UCF Police Officer Christopher Holt remembers it was raining the night his sister crashed her car. She had been drinking. The six-inch hole she knocked in her head put her in a coma for over a month. She will be in a wheelchair for the rest of her life.
Last year Holt made more DUI arrests than any other officer in the UCF Police Department. He said his goal is prevention.
“Especially in this area, drinking and driving is a big deal,” Holt said. “There’s a lot of it that goes on out here.”
During Holt’s night shift, from 6 p.m. to 6 a.m., a single DUI arrest takes him about three hours to complete. In that time Holt pulls over a driver he suspects is drunk, conducts a field sobriety test, arrests the driver, takes them to the Orange County Jail’s DUI Testing Center, determines they are over the legal blood alcohol limit, writes a report and takes them to jail.
Holt must also spend time appearing in court testifying in the cases.
“It’s very time intensive,” Holt said. “A lot of cops would rather tell you to get somebody to come get you.”
Taking DUI perpetrators into custody creates further difficulties for Holt by making him unavailable to respond to other crimes. Holt said on average he makes one DUI arrest or .02 suspension per shift. A .02 suspension can happen when underage drinkers’ licenses are suspended for having a blood alcohol content higher than .02 and lower than .08.
It’s extra effort, but Holt believes arresting drivers for DUI is the most effective way of teaching them not to drive drunk in the future.
“One of my friends had gotten pulled over three times while he’d been drinking,” Holt said. “Every time an officer told him to get someone to come get him. The fourth time, when he actually got arrested for it, he hit multiple cars on I-4.”
Holt said his friend quit drinking entirely after his arrest.
He acknowledges some drunk drivers will never learn. Some perpetrators he arrests are on their second or third DUI. Holt still prefers his policing style to letting drivers off with a warning.

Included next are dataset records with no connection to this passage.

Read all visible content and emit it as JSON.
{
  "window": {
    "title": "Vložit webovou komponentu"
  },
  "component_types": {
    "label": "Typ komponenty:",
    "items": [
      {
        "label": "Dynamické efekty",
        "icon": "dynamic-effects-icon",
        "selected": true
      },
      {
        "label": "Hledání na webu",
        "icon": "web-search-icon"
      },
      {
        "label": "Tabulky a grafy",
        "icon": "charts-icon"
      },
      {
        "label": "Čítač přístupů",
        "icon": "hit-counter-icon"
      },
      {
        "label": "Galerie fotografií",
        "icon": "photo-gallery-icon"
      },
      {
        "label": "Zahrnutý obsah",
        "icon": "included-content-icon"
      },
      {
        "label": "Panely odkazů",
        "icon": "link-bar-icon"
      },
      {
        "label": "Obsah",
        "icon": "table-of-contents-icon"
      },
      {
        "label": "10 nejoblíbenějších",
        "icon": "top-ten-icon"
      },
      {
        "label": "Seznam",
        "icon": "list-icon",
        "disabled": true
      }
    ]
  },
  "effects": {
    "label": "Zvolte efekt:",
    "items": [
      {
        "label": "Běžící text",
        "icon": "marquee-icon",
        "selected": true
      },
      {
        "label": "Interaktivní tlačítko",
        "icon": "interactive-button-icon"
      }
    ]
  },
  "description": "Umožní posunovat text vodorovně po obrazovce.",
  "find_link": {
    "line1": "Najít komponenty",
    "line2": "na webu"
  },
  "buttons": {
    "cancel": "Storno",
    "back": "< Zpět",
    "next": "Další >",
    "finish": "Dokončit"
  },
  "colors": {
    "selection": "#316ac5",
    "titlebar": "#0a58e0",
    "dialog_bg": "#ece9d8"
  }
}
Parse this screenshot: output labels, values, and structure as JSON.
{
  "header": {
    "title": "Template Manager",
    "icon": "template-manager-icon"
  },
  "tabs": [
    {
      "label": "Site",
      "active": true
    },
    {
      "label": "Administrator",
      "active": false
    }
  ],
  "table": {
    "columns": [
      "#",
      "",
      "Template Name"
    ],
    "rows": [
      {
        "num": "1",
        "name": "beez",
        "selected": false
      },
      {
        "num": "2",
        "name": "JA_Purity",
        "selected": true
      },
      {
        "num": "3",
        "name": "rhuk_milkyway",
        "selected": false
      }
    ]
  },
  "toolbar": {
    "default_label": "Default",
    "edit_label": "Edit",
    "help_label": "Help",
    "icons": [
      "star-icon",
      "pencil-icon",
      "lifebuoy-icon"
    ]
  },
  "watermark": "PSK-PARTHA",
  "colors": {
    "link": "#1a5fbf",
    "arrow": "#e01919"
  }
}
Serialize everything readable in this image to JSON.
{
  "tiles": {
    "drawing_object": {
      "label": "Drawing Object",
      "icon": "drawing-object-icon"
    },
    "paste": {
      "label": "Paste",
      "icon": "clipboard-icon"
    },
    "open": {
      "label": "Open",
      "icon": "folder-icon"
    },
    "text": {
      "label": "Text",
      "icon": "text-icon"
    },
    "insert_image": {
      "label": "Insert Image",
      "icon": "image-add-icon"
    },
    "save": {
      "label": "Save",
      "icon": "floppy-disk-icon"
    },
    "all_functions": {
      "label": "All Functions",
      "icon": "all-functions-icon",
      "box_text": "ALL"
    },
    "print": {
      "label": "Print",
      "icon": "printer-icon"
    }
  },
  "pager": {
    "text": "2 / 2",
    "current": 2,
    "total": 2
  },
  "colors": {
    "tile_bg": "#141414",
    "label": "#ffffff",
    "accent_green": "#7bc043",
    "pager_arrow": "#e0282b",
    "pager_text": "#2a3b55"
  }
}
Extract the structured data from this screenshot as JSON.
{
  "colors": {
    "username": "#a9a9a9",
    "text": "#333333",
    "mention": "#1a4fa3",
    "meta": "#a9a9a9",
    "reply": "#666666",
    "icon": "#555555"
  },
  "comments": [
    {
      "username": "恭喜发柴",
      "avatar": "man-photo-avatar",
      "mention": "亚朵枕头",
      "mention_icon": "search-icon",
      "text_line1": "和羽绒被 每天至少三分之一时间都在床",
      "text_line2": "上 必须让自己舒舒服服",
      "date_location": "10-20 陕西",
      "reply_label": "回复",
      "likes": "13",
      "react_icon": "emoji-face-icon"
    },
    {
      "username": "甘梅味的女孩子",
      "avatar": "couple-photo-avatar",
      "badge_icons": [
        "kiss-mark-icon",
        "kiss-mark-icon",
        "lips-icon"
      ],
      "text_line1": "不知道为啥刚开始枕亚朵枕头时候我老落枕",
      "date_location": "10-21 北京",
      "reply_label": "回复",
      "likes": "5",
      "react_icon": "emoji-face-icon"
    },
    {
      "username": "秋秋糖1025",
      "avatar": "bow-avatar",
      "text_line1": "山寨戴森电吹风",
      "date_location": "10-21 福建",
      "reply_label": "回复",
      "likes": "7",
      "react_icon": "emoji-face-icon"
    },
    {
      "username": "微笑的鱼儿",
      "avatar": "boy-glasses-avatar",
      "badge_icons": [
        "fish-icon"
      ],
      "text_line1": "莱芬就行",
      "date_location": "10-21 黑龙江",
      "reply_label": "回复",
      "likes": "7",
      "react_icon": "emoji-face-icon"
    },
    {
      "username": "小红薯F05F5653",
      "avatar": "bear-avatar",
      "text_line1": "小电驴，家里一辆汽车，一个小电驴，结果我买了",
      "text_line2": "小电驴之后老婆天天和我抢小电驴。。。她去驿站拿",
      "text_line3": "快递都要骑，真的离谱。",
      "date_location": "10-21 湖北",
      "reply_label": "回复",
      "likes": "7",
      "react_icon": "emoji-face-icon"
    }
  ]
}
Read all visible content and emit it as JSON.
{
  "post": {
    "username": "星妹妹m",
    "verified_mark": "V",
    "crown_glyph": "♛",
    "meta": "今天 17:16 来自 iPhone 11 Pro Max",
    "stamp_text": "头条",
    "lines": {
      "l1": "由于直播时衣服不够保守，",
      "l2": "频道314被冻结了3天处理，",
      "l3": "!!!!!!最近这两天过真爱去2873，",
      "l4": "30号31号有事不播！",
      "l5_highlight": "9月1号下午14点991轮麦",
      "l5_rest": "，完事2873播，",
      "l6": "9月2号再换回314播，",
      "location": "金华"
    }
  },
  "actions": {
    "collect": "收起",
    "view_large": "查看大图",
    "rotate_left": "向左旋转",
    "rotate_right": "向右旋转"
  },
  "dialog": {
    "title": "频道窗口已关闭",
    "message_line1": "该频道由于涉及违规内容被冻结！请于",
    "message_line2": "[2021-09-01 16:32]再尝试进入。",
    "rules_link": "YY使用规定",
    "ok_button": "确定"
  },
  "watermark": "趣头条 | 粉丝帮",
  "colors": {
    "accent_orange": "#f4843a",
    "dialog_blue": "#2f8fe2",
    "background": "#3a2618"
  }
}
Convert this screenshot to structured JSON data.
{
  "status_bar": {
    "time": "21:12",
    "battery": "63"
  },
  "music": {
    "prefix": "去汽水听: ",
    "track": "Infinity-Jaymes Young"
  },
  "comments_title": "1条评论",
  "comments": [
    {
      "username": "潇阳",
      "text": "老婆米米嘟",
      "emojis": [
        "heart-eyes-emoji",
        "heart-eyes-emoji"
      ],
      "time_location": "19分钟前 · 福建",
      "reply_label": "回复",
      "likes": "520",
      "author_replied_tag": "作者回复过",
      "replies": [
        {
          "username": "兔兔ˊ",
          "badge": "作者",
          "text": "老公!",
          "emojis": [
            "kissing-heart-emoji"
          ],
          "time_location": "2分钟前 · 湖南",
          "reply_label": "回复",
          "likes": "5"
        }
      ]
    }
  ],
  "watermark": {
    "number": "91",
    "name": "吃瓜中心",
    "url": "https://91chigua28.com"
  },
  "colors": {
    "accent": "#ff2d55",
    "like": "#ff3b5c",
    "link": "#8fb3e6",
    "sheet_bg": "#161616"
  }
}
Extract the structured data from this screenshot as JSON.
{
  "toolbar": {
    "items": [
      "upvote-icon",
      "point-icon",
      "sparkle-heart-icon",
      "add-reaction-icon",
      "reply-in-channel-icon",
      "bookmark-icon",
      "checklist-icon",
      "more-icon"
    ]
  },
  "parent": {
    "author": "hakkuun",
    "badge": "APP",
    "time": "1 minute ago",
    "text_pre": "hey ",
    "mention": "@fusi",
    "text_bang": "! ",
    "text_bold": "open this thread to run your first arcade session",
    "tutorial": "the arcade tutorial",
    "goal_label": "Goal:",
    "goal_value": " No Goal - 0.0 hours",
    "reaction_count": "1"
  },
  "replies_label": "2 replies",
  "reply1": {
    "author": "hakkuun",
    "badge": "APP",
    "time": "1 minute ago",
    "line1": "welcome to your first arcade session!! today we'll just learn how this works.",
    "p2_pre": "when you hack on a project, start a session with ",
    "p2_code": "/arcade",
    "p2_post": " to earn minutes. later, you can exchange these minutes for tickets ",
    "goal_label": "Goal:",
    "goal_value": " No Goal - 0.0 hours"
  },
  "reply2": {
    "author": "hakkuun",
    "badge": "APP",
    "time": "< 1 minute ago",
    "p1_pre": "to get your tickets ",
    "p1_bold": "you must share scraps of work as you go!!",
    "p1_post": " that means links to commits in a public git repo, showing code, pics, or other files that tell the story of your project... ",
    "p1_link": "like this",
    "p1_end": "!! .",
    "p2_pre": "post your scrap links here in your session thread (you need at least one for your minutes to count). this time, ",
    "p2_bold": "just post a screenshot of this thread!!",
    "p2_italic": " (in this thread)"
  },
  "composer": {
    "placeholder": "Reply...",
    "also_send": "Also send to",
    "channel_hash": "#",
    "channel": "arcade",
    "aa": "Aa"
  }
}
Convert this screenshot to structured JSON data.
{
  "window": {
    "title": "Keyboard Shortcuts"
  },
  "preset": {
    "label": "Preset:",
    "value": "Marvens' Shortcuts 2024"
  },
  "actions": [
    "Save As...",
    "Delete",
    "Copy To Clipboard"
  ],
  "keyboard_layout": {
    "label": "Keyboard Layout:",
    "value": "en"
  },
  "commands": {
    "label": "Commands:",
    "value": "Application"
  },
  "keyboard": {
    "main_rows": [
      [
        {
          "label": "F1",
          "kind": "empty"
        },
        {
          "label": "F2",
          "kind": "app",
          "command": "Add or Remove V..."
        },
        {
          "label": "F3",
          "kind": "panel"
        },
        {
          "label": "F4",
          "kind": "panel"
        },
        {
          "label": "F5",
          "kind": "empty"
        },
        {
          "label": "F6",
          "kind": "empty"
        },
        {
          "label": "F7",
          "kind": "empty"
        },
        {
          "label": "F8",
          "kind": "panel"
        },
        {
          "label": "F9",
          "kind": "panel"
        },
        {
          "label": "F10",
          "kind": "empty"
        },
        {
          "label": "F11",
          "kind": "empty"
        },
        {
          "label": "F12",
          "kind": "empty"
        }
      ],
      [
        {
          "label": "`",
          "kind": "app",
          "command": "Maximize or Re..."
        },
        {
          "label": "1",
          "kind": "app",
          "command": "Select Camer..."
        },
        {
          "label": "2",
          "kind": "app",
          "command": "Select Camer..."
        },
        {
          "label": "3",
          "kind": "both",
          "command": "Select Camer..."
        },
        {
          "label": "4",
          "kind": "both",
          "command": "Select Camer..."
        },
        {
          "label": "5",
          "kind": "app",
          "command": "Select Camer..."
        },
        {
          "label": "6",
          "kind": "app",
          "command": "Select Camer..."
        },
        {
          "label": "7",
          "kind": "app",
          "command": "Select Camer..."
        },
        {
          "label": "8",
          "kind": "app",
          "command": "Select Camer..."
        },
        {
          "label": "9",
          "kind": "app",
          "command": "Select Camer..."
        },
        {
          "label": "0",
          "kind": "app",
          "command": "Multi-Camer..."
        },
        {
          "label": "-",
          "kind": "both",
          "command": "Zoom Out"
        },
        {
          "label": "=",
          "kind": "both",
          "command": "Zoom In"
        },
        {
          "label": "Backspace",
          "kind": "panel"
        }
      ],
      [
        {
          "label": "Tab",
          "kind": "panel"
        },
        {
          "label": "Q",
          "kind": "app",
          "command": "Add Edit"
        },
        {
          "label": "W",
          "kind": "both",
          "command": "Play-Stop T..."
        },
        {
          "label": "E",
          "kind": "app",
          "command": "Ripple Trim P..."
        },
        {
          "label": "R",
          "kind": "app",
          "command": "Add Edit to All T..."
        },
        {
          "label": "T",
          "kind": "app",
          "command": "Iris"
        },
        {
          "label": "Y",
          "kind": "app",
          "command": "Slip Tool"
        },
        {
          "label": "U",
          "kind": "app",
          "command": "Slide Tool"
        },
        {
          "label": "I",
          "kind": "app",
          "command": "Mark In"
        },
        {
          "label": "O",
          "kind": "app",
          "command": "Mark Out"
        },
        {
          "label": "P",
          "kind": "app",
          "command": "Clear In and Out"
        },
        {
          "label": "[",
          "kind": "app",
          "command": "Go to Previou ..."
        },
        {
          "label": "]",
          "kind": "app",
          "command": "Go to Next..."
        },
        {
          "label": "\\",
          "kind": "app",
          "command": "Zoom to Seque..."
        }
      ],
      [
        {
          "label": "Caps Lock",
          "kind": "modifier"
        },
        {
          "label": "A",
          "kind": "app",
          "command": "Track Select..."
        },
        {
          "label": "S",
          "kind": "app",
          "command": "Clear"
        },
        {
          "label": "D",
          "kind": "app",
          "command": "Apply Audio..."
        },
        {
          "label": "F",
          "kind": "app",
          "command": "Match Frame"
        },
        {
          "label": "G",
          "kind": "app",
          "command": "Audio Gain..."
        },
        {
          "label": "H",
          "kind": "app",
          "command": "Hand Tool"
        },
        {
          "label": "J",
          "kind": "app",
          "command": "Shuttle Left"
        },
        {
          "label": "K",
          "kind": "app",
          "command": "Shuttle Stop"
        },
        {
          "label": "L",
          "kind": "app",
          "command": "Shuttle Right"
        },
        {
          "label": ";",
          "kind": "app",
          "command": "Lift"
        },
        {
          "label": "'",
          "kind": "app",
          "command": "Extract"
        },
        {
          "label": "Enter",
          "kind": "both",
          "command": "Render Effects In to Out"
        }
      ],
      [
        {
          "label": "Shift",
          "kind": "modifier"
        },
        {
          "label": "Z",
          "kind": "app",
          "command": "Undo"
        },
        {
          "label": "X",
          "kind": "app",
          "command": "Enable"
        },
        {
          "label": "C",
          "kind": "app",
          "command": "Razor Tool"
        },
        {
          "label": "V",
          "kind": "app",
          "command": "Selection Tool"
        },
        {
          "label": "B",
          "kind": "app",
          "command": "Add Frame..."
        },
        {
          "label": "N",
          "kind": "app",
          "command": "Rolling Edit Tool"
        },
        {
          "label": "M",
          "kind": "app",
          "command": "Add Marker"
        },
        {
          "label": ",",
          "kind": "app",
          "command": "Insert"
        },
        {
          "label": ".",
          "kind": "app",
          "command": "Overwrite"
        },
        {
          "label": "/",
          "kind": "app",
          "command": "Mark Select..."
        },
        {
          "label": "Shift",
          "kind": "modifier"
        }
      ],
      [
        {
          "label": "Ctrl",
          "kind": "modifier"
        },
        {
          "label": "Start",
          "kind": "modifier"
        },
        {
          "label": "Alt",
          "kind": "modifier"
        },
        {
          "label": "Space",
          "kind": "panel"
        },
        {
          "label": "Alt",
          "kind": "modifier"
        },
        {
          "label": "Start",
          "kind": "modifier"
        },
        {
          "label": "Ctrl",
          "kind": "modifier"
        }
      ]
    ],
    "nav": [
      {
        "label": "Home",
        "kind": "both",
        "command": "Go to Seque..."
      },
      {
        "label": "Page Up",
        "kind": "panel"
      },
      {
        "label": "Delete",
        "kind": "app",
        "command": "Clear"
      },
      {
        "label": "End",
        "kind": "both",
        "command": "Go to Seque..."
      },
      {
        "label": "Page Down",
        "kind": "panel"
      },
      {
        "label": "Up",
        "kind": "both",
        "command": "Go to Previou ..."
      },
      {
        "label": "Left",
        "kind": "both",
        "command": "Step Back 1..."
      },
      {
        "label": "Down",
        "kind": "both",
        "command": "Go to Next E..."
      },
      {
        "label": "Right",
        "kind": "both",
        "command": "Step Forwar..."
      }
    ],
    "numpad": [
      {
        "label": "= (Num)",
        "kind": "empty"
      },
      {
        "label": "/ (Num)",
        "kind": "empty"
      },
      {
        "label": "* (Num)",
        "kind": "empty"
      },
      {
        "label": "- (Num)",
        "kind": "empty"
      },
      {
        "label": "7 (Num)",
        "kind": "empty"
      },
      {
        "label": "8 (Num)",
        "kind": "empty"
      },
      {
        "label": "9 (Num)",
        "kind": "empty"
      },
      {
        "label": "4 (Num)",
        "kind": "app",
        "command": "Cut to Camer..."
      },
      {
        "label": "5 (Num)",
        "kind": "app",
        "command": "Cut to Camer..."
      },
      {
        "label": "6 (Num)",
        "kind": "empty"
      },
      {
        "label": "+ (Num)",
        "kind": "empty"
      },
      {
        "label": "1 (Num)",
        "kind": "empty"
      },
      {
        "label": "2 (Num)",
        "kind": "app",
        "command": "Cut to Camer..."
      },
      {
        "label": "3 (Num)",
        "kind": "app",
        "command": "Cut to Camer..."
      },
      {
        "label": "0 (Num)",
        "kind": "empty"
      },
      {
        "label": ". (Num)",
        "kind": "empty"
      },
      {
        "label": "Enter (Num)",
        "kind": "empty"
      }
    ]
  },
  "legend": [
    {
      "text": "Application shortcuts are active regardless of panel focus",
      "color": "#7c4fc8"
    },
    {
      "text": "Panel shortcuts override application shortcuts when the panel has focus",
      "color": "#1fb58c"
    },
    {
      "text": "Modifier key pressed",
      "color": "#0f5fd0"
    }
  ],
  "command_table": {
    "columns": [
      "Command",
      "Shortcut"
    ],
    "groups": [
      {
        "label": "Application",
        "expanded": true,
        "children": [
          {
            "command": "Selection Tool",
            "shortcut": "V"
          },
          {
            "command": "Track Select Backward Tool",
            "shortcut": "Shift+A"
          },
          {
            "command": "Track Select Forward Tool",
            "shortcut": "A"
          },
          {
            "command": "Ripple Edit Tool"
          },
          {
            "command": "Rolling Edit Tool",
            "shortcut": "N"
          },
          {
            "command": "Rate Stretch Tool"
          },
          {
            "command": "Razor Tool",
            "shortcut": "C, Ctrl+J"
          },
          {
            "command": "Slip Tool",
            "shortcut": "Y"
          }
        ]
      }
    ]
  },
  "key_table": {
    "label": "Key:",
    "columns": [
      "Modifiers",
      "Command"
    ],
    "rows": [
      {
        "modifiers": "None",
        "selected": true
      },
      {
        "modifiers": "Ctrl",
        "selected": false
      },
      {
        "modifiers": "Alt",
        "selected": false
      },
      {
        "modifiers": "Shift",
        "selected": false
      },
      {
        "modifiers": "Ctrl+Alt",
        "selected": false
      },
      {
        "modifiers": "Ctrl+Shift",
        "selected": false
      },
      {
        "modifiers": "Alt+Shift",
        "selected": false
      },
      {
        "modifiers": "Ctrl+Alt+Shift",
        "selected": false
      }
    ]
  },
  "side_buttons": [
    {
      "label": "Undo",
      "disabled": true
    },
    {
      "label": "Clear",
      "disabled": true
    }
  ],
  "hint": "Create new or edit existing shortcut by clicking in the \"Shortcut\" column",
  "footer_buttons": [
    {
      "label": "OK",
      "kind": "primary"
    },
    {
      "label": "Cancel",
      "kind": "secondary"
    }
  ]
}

“This guy is one of the most active members of the force,” UCF Police Officer Eliseo Cromartie said concerning Holt.
Holt recalls Orange County Police officers once pulled over a man who was driving under the influence with only three wheels on his car. The officers told the man to call someone to pick him up. When the officers drove off, the DUI driver drove off with sparks flying. Holt arrested him.
Holt’s mother raised him and his sister by herself in Polk County. His neighbor was a police officer, but Holt said there was no defining moment in his life that steered him toward becoming a cop.
Few if any drivers will thank Holt for their DUI arrest, but someone is taking notice. The activist group Mothers Against Drunk Driving will present Holt with their Century Achievers Award in Tallahassee on March 29. The award goes to officers who make more than 100 individual .02 suspensions and DUI arrests in a year.
Holt said he prefers the nightshift because he gets to avoid daytime traffic jams. He said Thursday, Friday and Saturday nights are the busiest for the UCF Police Department. These are the nights when UCF students go out to drink. They are the nights that UCF’s number one DUI arrester will be on patrol.